Monday, December 01, 2003

Modern China and the culture
Posted here Monday, December 01, 2003 at 7:21:53 PM    

From a Book, One China, Many Paths 2003 Verso press

Soon a wave of commercial euphoria caught up the big cities, creating a new cultural atmosphere in which market values became increasingly unbridied. In the tidal wave of mass culture unleashed by Deng Xiaoping's guideline of 'To Get Rich is Glorious', the whole nation was called to tne task of commercialization. It was in this context that, soon after the party's congress in late 1992, the writer Wang Meng, a former Minister of Culture, published his essay 'Avoiding the Sublime' in Dushu (Readings), the leading intellectual monthly in the mainland. In this, he extolled the self-proclaimed 'lout literature' (wanzhu wenxue) of Wang Shuo for its 'perfect fit with the Four Cardinal Principles and the market economy'. It is not surprising that this provocation caused a strong reaction.21 Intellectuals working in the humanities based in Shanghai and Nanjing, where commercialization ran far ahead of other parts of the country, were among the first to see the turn of the party towards garish popular entertainment as a big blow, and a dozen of them struck out against the new trends in Dushu.22 This was the background for the vigorous defence of the 'humanistic spirit' against the emergent culture industry, mounted by a group of Shanghai intellectuals in 1993, among them Zhu Xueqin and Wang Xiaoming.
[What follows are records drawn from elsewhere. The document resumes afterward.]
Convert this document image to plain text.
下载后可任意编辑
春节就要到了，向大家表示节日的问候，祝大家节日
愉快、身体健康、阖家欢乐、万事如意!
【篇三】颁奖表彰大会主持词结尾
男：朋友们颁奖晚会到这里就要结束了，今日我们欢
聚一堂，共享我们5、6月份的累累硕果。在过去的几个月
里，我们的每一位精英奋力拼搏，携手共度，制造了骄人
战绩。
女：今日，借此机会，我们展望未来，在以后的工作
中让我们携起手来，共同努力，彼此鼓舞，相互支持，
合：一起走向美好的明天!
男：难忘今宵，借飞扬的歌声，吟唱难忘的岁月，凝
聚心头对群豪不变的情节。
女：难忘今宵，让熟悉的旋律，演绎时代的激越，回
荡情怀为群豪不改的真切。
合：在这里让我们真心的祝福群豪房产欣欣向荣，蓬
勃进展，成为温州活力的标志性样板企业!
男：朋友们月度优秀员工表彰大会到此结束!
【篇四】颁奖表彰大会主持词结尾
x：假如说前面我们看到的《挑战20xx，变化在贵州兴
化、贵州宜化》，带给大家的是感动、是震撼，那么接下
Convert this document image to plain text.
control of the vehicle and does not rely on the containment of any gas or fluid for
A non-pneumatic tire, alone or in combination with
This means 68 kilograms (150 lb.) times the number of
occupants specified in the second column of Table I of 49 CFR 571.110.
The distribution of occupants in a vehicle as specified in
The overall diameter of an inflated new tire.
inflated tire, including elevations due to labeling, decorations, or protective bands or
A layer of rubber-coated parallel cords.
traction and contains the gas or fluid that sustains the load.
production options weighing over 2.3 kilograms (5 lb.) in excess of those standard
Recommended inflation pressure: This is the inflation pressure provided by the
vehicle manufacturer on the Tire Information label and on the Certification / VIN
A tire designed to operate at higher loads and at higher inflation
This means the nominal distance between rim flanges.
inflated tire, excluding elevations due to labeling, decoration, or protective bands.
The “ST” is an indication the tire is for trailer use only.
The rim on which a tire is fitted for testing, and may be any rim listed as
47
Neither official ideology nor popular opinion showed any relish for this discussion. In the same year, the literary critic Qian Liqun published a book, Fengfu de tongku (Intense Pain) on the trans-cultural reception of images of Quixote and Hamlet. One of the leading themes of this work, the need for intellectuals to accept the challenge of Hamlet in the spirit of Quixote, struck a comparable note of resistance to the new commercial culture.

Comment: paying attention to Chinese Culture is very interesting and challenging.